Can you believe it? Pretty great stuff happened last week.
3 min readMay 1, 2017
- New Orleans began removing four monuments dedicated to the era of the Confederacy and its aftermath. They had long been symbols of racism and intolerance.
- California’s single-payer healthcare bill, which would establish government-run universal healthcare in the state, passed its first committee test.
- Ruling that the president had overstepped his powers, a judge in San Francisco blocked Trump’s attempt to withhold federal funding from sanctuary cities.
- A North Carolina Republican judge resigned to protest his own party’s behavior — and to allow the governor to appoint a Democrat (and the court’s first openly gay member) to replace him.
- A district attorney in Georgia made the rare decision to fire and then charge two police caught assaulting Demetrius Hollins, a black man, during traffic stop. The cops kicked and punched Hollins, who was not armed — and not resisting arrest. As he was punched in the face, his hands were seen in the air. He was also stomped in the head while lying on the ground, handcuffed.
- Koi, the restaurant in the Trump Soho building, will be closing due to a sharp drop in business since the election.
- Billionaire Paul Allen pledged $30 million towards permanent housing for Seattle’s homeless population.
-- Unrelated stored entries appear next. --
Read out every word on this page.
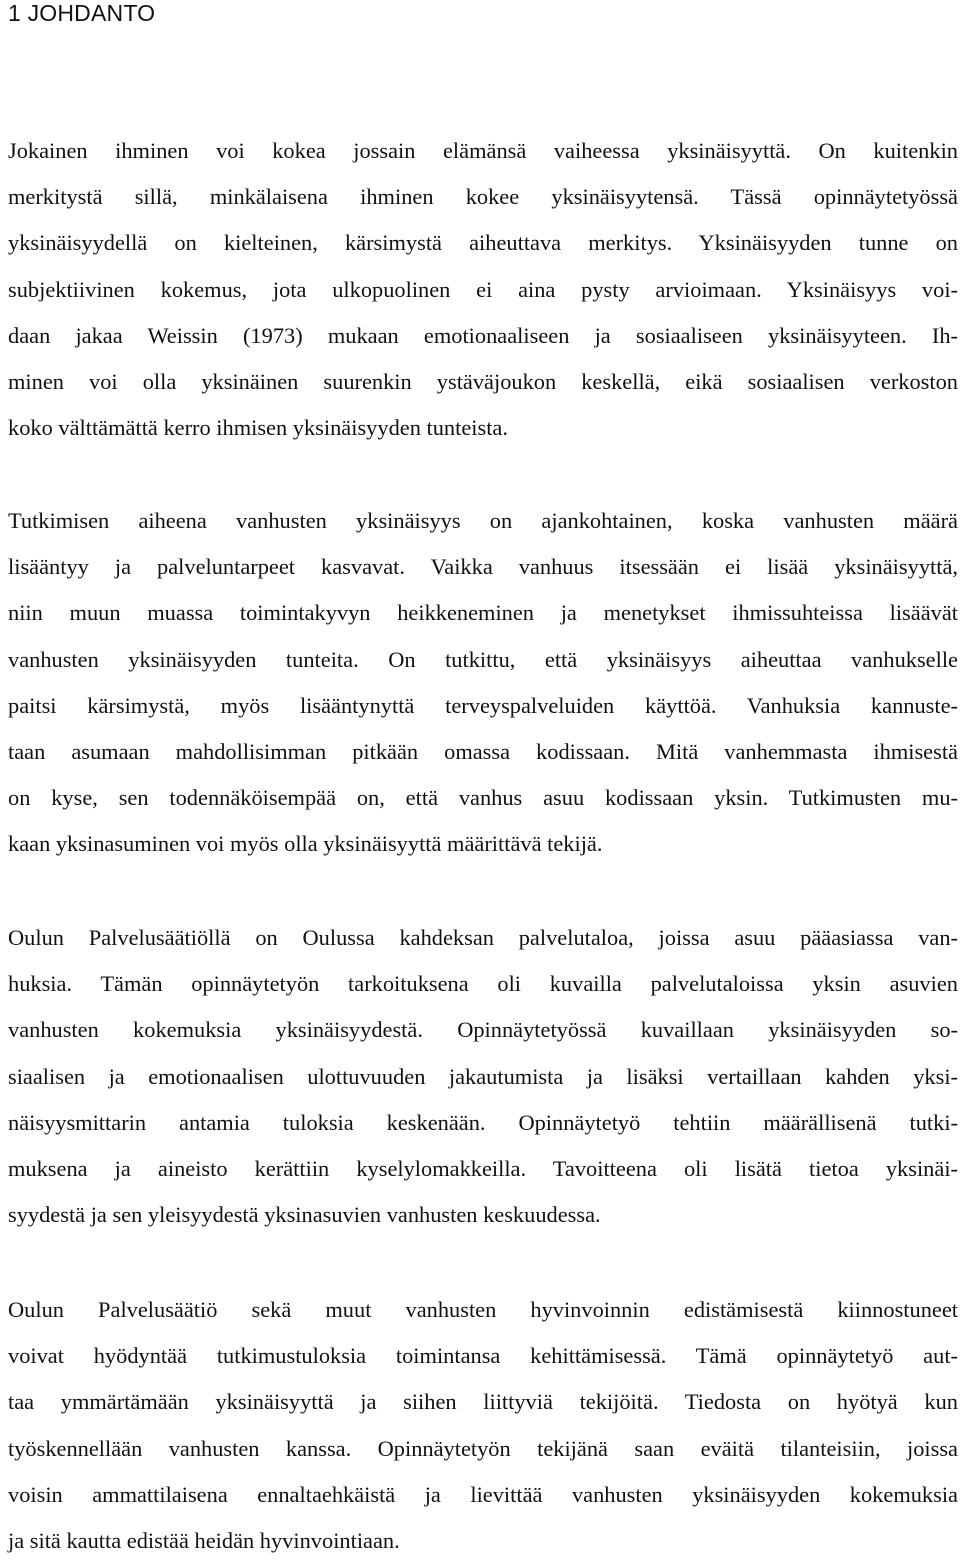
1 JOHDANTO
Jokainen ihminen voi kokea jossain elämänsä vaiheessa yksinäisyyttä. On kuitenkin
merkitystä sillä, minkälaisena ihminen kokee yksinäisyytensä. Tässä opinnäytetyössä
yksinäisyydellä on kielteinen, kärsimystä aiheuttava merkitys. Yksinäisyyden tunne on
subjektiivinen kokemus, jota ulkopuolinen ei aina pysty arvioimaan. Yksinäisyys voi-
daan jakaa Weissin (1973) mukaan emotionaaliseen ja sosiaaliseen yksinäisyyteen. Ih-
minen voi olla yksinäinen suurenkin ystäväjoukon keskellä, eikä sosiaalisen verkoston
koko välttämättä kerro ihmisen yksinäisyyden tunteista.
Tutkimisen aiheena vanhusten yksinäisyys on ajankohtainen, koska vanhusten määrä
lisääntyy ja palveluntarpeet kasvavat. Vaikka vanhuus itsessään ei lisää yksinäisyyttä,
niin muun muassa toimintakyvyn heikkeneminen ja menetykset ihmissuhteissa lisäävät
vanhusten yksinäisyyden tunteita. On tutkittu, että yksinäisyys aiheuttaa vanhukselle
paitsi kärsimystä, myös lisääntynyttä terveyspalveluiden käyttöä. Vanhuksia kannuste-
taan asumaan mahdollisimman pitkään omassa kodissaan. Mitä vanhemmasta ihmisestä
on kyse, sen todennäköisempää on, että vanhus asuu kodissaan yksin. Tutkimusten mu-
kaan yksinasuminen voi myös olla yksinäisyyttä määrittävä tekijä.
Oulun Palvelusäätiöllä on Oulussa kahdeksan palvelutaloa, joissa asuu pääasiassa van-
huksia. Tämän opinnäytetyön tarkoituksena oli kuvailla palvelutaloissa yksin asuvien
vanhusten kokemuksia yksinäisyydestä. Opinnäytetyössä kuvaillaan yksinäisyyden so-
siaalisen ja emotionaalisen ulottuvuuden jakautumista ja lisäksi vertaillaan kahden yksi-
näisyysmittarin antamia tuloksia keskenään. Opinnäytetyö tehtiin määrällisenä tutki-
muksena ja aineisto kerättiin kyselylomakkeilla. Tavoitteena oli lisätä tietoa yksinäi-
syydestä ja sen yleisyydestä yksinasuvien vanhusten keskuudessa.
Oulun Palvelusäätiö sekä muut vanhusten hyvinvoinnin edistämisestä kiinnostuneet
voivat hyödyntää tutkimustuloksia toimintansa kehittämisessä. Tämä opinnäytetyö aut-
taa ymmärtämään yksinäisyyttä ja siihen liittyviä tekijöitä. Tiedosta on hyötyä kun
työskennellään vanhusten kanssa. Opinnäytetyön tekijänä saan eväitä tilanteisiin, joissa
voisin ammattilaisena ennaltaehkäistä ja lievittää vanhusten yksinäisyyden kokemuksia
ja sitä kautta edistää heidän hyvinvointiaan.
- Florida’s Senate passed a resolution calling for the posthumous pardon of the Groveland Four, and apologizing to the families of the four black men who were victims of racial hatred and gross injustice when they were falsely accused of raping a white woman in 1949. Tragically too late for the four innocent men, but it was a clear bipartisan acknowledgement of a historic miscarriage of justice.
- 200,000 people marched at the Peoples Climate March in Washington, D.C. this past weekend, and many thousands more marched throughout the country in 370 Sister Marches to support stronger efforts to combat climate change and protest the administration’s anti-environment stance.
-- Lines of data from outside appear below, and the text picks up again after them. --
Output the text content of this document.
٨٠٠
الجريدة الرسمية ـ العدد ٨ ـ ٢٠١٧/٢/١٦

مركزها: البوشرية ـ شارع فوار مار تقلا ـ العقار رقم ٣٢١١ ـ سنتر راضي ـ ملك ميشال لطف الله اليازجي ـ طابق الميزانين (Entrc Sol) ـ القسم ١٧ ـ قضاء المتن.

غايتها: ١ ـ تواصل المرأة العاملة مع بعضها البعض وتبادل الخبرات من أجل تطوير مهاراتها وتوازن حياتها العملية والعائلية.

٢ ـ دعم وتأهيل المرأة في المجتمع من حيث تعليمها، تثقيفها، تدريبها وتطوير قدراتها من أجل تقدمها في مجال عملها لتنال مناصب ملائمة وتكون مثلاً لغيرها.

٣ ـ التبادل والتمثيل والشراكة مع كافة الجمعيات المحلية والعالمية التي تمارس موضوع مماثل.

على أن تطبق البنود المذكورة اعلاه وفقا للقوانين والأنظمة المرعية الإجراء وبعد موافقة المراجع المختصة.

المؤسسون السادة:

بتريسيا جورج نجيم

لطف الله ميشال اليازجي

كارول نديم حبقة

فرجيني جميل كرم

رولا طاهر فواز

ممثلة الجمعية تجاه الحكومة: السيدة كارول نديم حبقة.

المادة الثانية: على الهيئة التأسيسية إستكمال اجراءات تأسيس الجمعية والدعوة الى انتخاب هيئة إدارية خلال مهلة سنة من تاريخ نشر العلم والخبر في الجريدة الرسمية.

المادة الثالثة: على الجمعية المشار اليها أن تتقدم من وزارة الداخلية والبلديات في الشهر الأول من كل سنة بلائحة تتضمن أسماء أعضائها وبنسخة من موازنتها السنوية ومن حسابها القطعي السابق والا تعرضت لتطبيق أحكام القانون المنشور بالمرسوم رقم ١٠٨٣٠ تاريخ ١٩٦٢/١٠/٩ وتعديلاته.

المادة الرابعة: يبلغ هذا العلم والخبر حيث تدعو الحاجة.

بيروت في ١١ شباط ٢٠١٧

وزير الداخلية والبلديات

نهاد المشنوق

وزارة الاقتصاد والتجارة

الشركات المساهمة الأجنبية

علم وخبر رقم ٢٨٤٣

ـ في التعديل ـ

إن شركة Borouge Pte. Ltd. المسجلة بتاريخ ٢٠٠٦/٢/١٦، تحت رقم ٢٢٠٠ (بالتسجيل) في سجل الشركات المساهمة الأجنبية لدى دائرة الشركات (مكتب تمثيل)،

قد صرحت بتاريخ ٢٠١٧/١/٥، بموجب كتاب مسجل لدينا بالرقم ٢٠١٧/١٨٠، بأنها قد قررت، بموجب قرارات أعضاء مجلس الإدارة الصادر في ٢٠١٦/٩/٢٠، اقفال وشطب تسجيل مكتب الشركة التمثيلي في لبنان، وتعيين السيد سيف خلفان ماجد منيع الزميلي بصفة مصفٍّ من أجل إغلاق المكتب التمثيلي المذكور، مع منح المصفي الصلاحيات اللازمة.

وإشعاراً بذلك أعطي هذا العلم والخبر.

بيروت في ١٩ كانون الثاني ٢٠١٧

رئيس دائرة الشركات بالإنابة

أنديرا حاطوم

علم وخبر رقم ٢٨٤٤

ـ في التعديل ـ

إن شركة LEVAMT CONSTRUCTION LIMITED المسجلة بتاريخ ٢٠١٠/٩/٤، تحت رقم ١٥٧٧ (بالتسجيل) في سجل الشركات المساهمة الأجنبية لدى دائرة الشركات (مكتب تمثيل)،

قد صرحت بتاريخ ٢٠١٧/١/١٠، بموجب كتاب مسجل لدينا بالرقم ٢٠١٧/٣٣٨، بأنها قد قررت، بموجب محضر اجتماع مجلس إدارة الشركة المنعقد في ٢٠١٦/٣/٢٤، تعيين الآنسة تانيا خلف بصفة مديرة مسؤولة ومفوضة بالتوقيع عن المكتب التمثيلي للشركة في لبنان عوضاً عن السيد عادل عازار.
- The healthcare vote for TrumpCare 2.0 was delayed by the GOP when they realized they didn’t have enough votes to pass it. Every delay is a victory to be celebrated!
- Trump acquiesced in budget negotiations to a deal that would not include money to build a wall (although in true Trump fashion he assured his Twitter followers that the wall would, somehow, still magically happen).
- A North Carolina house committee voted down a bill that would have increased penalties on protesters that engaged in civil disobedience.
- Ireland took a significant step forward in the fight to legalize abortion when its Citizens Committee, an advisory group of members of the public assembled by the Irish government, voted overwhelmingly to allow abortion for a wide range of reasons.
- Top White House aide Sebastian Gorka abruptly departed from a Georgetown University cybersecurity conference after students subjected him to a round of tough questions.
- EPA Chief Scott Pruitt had to back out of a GOP fundraiser for which he was going to make the keynote address because it was illegal and violated the Hatch Act, which prohibits executive branch employees from leveraging their authority or influence to affect elections.
- Republicans tried to create an exemption for themselves that would allow them to keep popular Obamacare provisions for themselves and their staff but vowed to eliminate the loophole once the media reported it.
- Men in Wyoming are wearing tutus in protest of Sen. Mike Enzi’s victim-blaming comment when he said that a man who wears a tutu to a bar “kind of asks for” a fight.